Its CEO Imran Ahmed called the incident “indicative of the mindset of a man who simply cannot understand that freedom of speech is a freedom afforded to all, not just to him”.
Other critics have pointed out that Musk has been careful not to criticise the president of China, a country where Tesla has huge business interests, despite Beijing’s well-documented culture of censorship.
He has far less at stake, business-wise, in Britain, but the country could still affect his bottom line via the Online Safety Act, passed by Parliament in late 2023. It will allow regulator Ofcom to issue huge fines to social media companies if they’re found to have certain types of illegal content on their platforms.
Andrew Chadwick, professor of political communication at Loughborough University, explains that while some provisions in the bill are uncontroversial, “where it gets a bit more tricky is where this illegal content blurs across into what we might call the kinds of disinformation or misinformation that we see circulate on a daily basis on social media platforms”.
This could include “racially or religiously aggravated public order offences or the incitement of violence,” he says.
The Act comes with some potentially huge punishments – a fine of up to 10% of qualifying worldwide revenue.
Could it be that Musk is worried about Britain biting off a chunk of X’s revenues – or even, as the Act allows for in some circumstances, blocking access to the site in the UK?

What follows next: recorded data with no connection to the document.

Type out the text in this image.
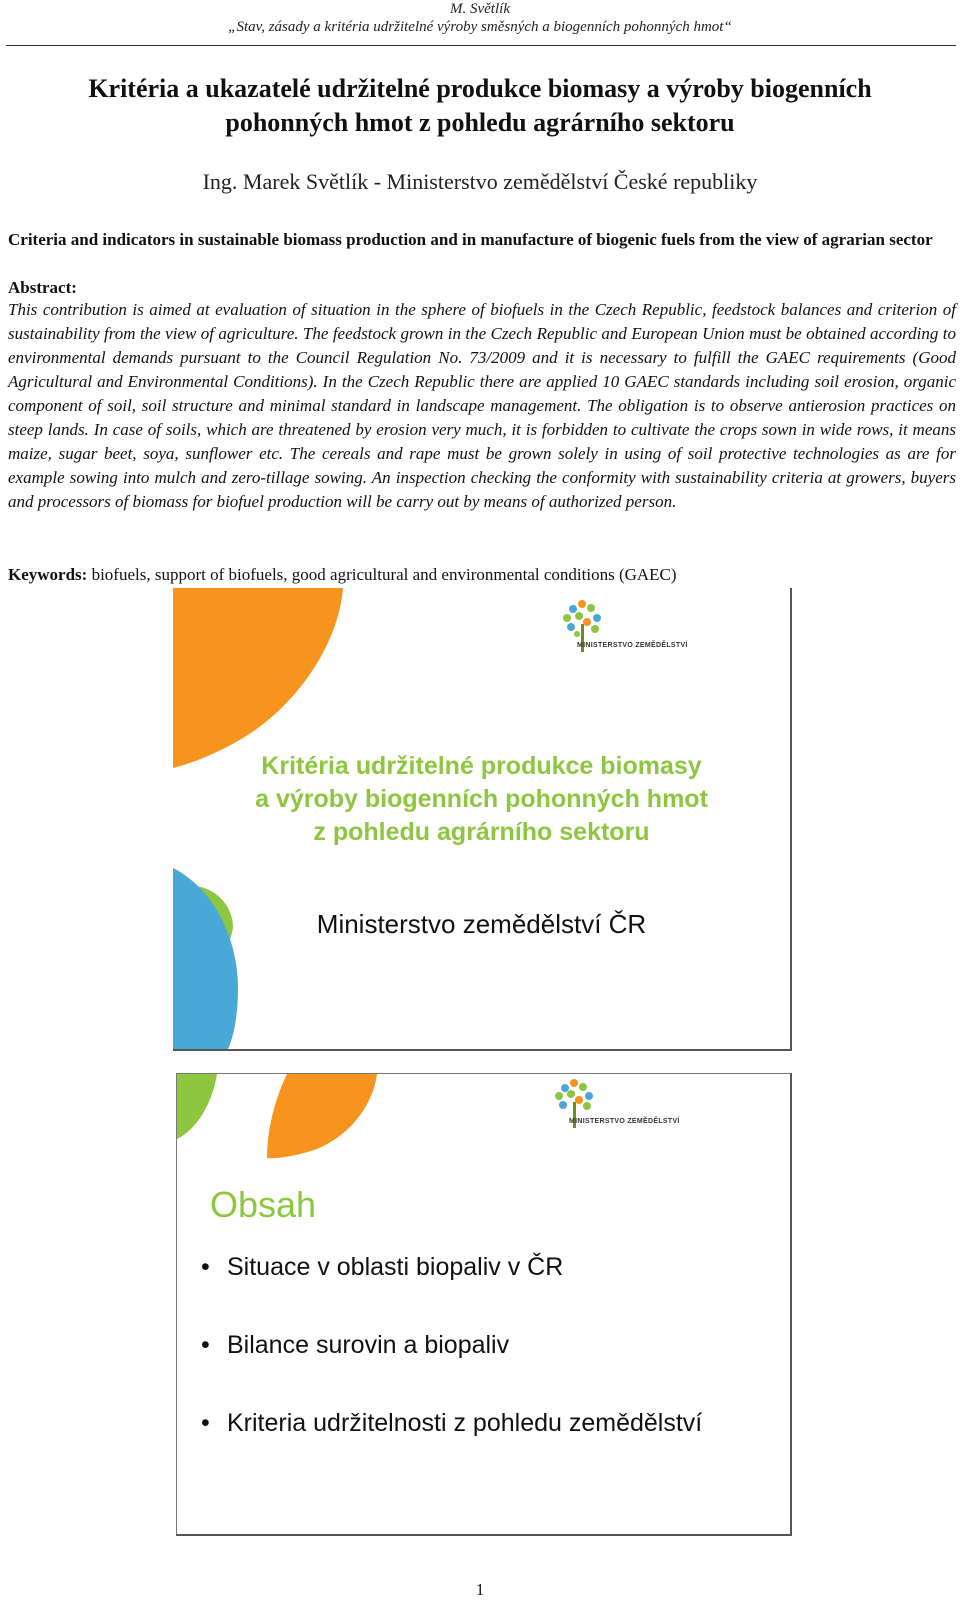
M. Světlík
„Stav, zásady a kritéria udržitelné výroby směsných a biogenních pohonných hmot“
Kritéria a ukazatelé udržitelné produkce biomasy a výroby biogenních
pohonných hmot z pohledu agrárního sektoru
Ing. Marek Světlík - Ministerstvo zemědělství České republiky
Criteria and indicators in sustainable biomass production and in manufacture of biogenic fuels from the view of agrarian sector
Abstract:
This contribution is aimed at evaluation of situation in the sphere of biofuels in the Czech Republic, feedstock balances and criterion of sustainability from the view of agriculture. The feedstock grown in the Czech Republic and European Union must be obtained according to environmental demands pursuant to the Council Regulation No. 73/2009 and it is necessary to fulfill the GAEC requirements (Good Agricultural and Environmental Conditions). In the Czech Republic there are applied 10 GAEC standards including soil erosion, organic component of soil, soil structure and minimal standard in landscape management. The obligation is to observe antierosion practices on steep lands. In case of soils, which are threatened by erosion very much, it is forbidden to cultivate the crops sown in wide rows, it means maize, sugar beet, soya, sunflower etc. The cereals and rape must be grown solely in using of soil protective technologies as are for example sowing into mulch and zero-tillage sowing. An inspection checking the conformity with sustainability criteria at growers, buyers and processors of biomass for biofuel production will be carry out by means of authorized person.
Keywords: biofuels, support of biofuels, good agricultural and environmental conditions (GAEC)
MINISTERSTVO ZEMĚDĚLSTVÍ
Kritéria udržitelné produkce biomasy
a výroby biogenních pohonných hmot
z pohledu agrárního sektoru
Ministerstvo zemědělství ČR
MINISTERSTVO ZEMĚDĚLSTVÍ
Obsah
• Situace v oblasti biopaliv v ČR
• Bilance surovin a biopaliv
• Kriteria udržitelnosti z pohledu zemědělství
1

Defenders of the Act argue that it’s got nothing to do with censoring free speech. Gawain Towler, former head of press for Reform UK, says while Musk might not have “a forensic knowledge of all the details of backbench committee” he does “see the bigger picture” – what Reform activists and others describe as a creeping culture of censorship.
“You don’t have to concentrate always on the trees. And I think Musk sees the forest quite, quite well,” he adds.
Nobody can read the mind of the world’s richest man.
But it’s clear that Musk has funnelled his vast wealth into influence and is now exporting his values – including a mainstream American view of free speech and largely unfettered capitalism – around the world.
And one thing’s for sure – he’s not yet done with the UK.